So., 07.04.2019

100 Jahre LWL-Klinikum in Gütersloh: Ausstellung erzählt die Geschichte »Ein Jahrhundertprojekt«

Riesige Fototafeln erzählen die 100-jährige Geschichte des LWL-Klinikums in Gütersloh. Stadtmuseumsleiter Dr. Franz Jungbluth präsentiert hier eine alte Zwangsjacke aus den 20er-Jahren. Andere Exponate stehen hinter Vitrinen.

Riesige Fototafeln erzählen die 100-jährige Geschichte des LWL-Klinikums in Gütersloh. Stadtmuseumsleiter Dr. Franz Jungbluth präsentiert hier eine alte Zwangsjacke aus den 20er-Jahren. Andere Exponate stehen hinter Vitrinen.

Von Wolfgang Wotke

Gütersloh (WB). Das LWL-Klinikum wird 100 Jahre alt. Zum Auftakt der Feierlichkeiten, die über das ganze Jahr verteilt sind, hat LWL-Direktor Matthias Löb am Freitag eine Ausstellung zur Klinikgeschichte eröffnet.

»Von der Provinzialheilanstalt zum LWL-Klinikum – ein Jahrhundertprojekt«, so heißt die Ausstellung. »Der Titel ist auch Programm«, sagte Löb, »denn es folgen in den nächsten Wochen und Monaten Vorträge, Kongresse, Feste und ein Tag der offenen Tür.« Man beschäftige sich intensiv mit der Auseinandersetzung um die Klinikgeschichte, denn sie sei auch ein wichtiger Bestandteil der Gütersloher Stadtgeschichte. Das alles sei in enger Zusammenarbeit mit dem Stadtmuseum geschehen.

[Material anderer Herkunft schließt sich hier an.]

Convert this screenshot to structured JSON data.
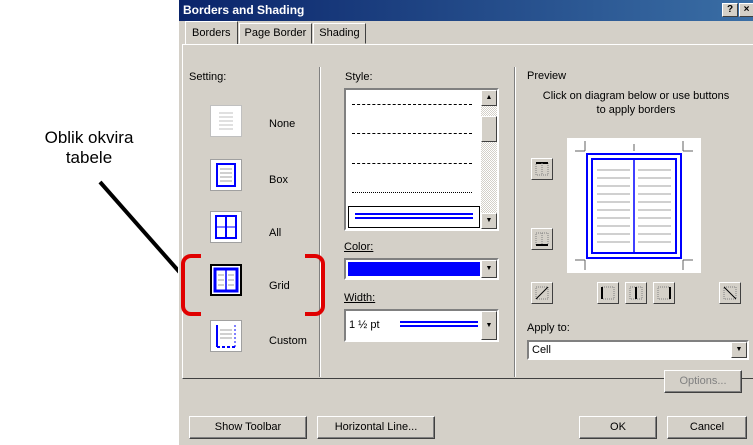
{
  "callout": {
    "line1": "Oblik okvira",
    "line2": "tabele"
  },
  "dialog": {
    "title": "Borders and Shading",
    "help_btn": "?",
    "close_btn": "×",
    "tabs": [
      "Borders",
      "Page Border",
      "Shading"
    ],
    "setting_label": "Setting:",
    "settings": [
      "None",
      "Box",
      "All",
      "Grid",
      "Custom"
    ],
    "style_label": "Style:",
    "color_label": "Color:",
    "width_label": "Width:",
    "width_value": "1 ½ pt",
    "preview_label": "Preview",
    "preview_hint": "Click on diagram below or use buttons to apply borders",
    "apply_label": "Apply to:",
    "apply_value": "Cell",
    "options_btn": "Options...",
    "show_toolbar_btn": "Show Toolbar",
    "hline_btn": "Horizontal Line...",
    "ok_btn": "OK",
    "cancel_btn": "Cancel"
  },
  "colors": {
    "accent": "#0000ff",
    "callout_red": "#e00000",
    "title_bar": "#0a246a"
  }
}
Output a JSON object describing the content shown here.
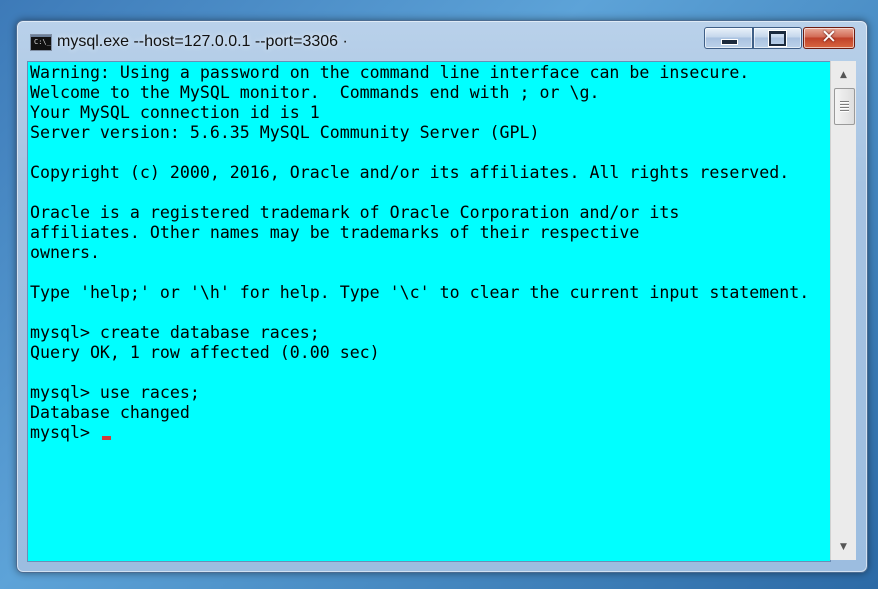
{
  "window": {
    "title": "mysql.exe  --host=127.0.0.1 --port=3306 ·",
    "icon": "console-app-icon",
    "icon_glyph": "C:\\_"
  },
  "controls": {
    "minimize_icon": "minimize-icon",
    "maximize_icon": "maximize-icon",
    "close_icon": "close-icon",
    "close_glyph": "✕"
  },
  "console": {
    "background_color": "#00ffff",
    "text_color": "#000000",
    "cursor_color": "#d23b3b",
    "lines": [
      "Warning: Using a password on the command line interface can be insecure.",
      "Welcome to the MySQL monitor.  Commands end with ; or \\g.",
      "Your MySQL connection id is 1",
      "Server version: 5.6.35 MySQL Community Server (GPL)",
      "",
      "Copyright (c) 2000, 2016, Oracle and/or its affiliates. All rights reserved.",
      "",
      "Oracle is a registered trademark of Oracle Corporation and/or its",
      "affiliates. Other names may be trademarks of their respective",
      "owners.",
      "",
      "Type 'help;' or '\\h' for help. Type '\\c' to clear the current input statement.",
      "",
      "mysql> create database races;",
      "Query OK, 1 row affected (0.00 sec)",
      "",
      "mysql> use races;",
      "Database changed"
    ],
    "prompt": "mysql> "
  },
  "scrollbar": {
    "up_arrow": "▲",
    "down_arrow": "▼",
    "up_icon": "scroll-up-arrow-icon",
    "down_icon": "scroll-down-arrow-icon"
  }
}
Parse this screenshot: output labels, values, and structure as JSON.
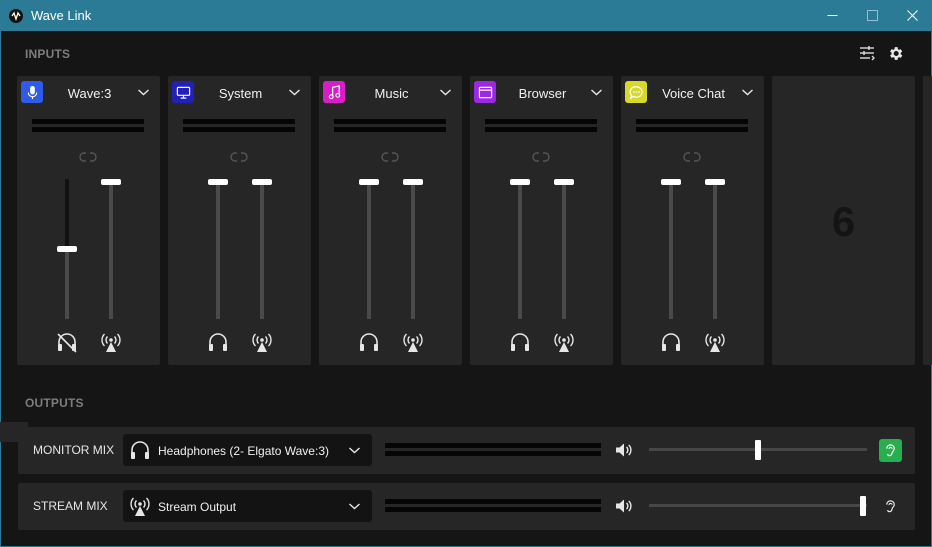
{
  "window": {
    "title": "Wave Link",
    "logo_icon": "wave-link-logo-icon"
  },
  "inputs": {
    "heading": "INPUTS",
    "toolbar_icons": [
      "mixer-settings-icon",
      "gear-icon"
    ],
    "channels": [
      {
        "name": "Wave:3",
        "icon": "microphone-icon",
        "color": "#2f5be8",
        "monitor_level": 0.5,
        "stream_level": 1.0,
        "monitor_muted": true,
        "stream_muted": false
      },
      {
        "name": "System",
        "icon": "monitor-icon",
        "color": "#2121b8",
        "monitor_level": 1.0,
        "stream_level": 1.0,
        "monitor_muted": false,
        "stream_muted": false
      },
      {
        "name": "Music",
        "icon": "music-note-icon",
        "color": "#d91ec7",
        "monitor_level": 1.0,
        "stream_level": 1.0,
        "monitor_muted": false,
        "stream_muted": false
      },
      {
        "name": "Browser",
        "icon": "browser-window-icon",
        "color": "#9b29e3",
        "monitor_level": 1.0,
        "stream_level": 1.0,
        "monitor_muted": false,
        "stream_muted": false
      },
      {
        "name": "Voice Chat",
        "icon": "chat-bubble-icon",
        "color": "#d7d92a",
        "monitor_level": 1.0,
        "stream_level": 1.0,
        "monitor_muted": false,
        "stream_muted": false
      }
    ],
    "empty_slot_number": "6"
  },
  "outputs": {
    "heading": "OUTPUTS",
    "rows": [
      {
        "label": "MONITOR MIX",
        "device": "Headphones (2- Elgato Wave:3)",
        "device_icon": "headphones-icon",
        "volume": 0.5,
        "listen_active": true,
        "listen_color": "#27ae4f"
      },
      {
        "label": "STREAM MIX",
        "device": "Stream Output",
        "device_icon": "broadcast-icon",
        "volume": 1.0,
        "listen_active": false,
        "listen_color": "#262626"
      }
    ]
  }
}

»Einige Exponate aus vergangenen Zeiten, wie zum Beispiel Anstaltsgeld aus den 50-er Jahren, haben wir zusammengetragen, um sie nach langer Zeit wieder der Öffentlichkeit zugänglich zu machen«, berichtete Museumsleiter Dr. Franz Jungbluth. Dafür seien zwei Projektgruppen gebildet worden. Ein Teil der Geschichte befasse sich auch mit den Licht- und Schattenseiten. »Wir stellen die Frage, wie sich Gesellschaft und Psychiatrie wechselseitig beeinflusst haben und was das alles für heute und für die Zukunft des Psychiatrie bedeutet.«

Psychiatrie in Deutschland maßgeblich beeinflusst

Seit den 60er-Jahren gab es Änderungen und Verbesserungen bei den psychotherapeutischen Behandlungsansätzen sowie in der gemeindepsychiatrischen Versorgung. »Wir sind stolz darauf, dass von der Gütersloher Klinik immer wieder entscheidende Impulse zur Weiterentwicklung psychiatrischer Behandlungsangebote und Versorgungsstrukturen ausgegangen sind, die die Psychiatrie in Deutschland maßgeblich beeinflusst haben«, erklärte Prof. Dr. Meinolf Noeker, LWL-Krankenhausdezernent. Die Auseinandersetzung mit der historischen Entwicklung bilde eine wichtige Grundlage für aktuelle Diskussionen und Entwicklungen. Die Ausstellung ist öffentlich und im Sportzentrum Haus 10 montags bis sonntags von 10 bis 18 Uhr geöffnet.

Neben dem fachlichen Austausch gibt es auch die Gelegenheit, das Klinikum (850 Mitarbeiter, 440 Betten und 11.000 Patienten pro Jahr) aus einer anderen Perspektive kennenzulernen sowie Einblicke in den Klinikalltag zu erhalten. So findet am 21. September der »Tag der offenen Tür« statt.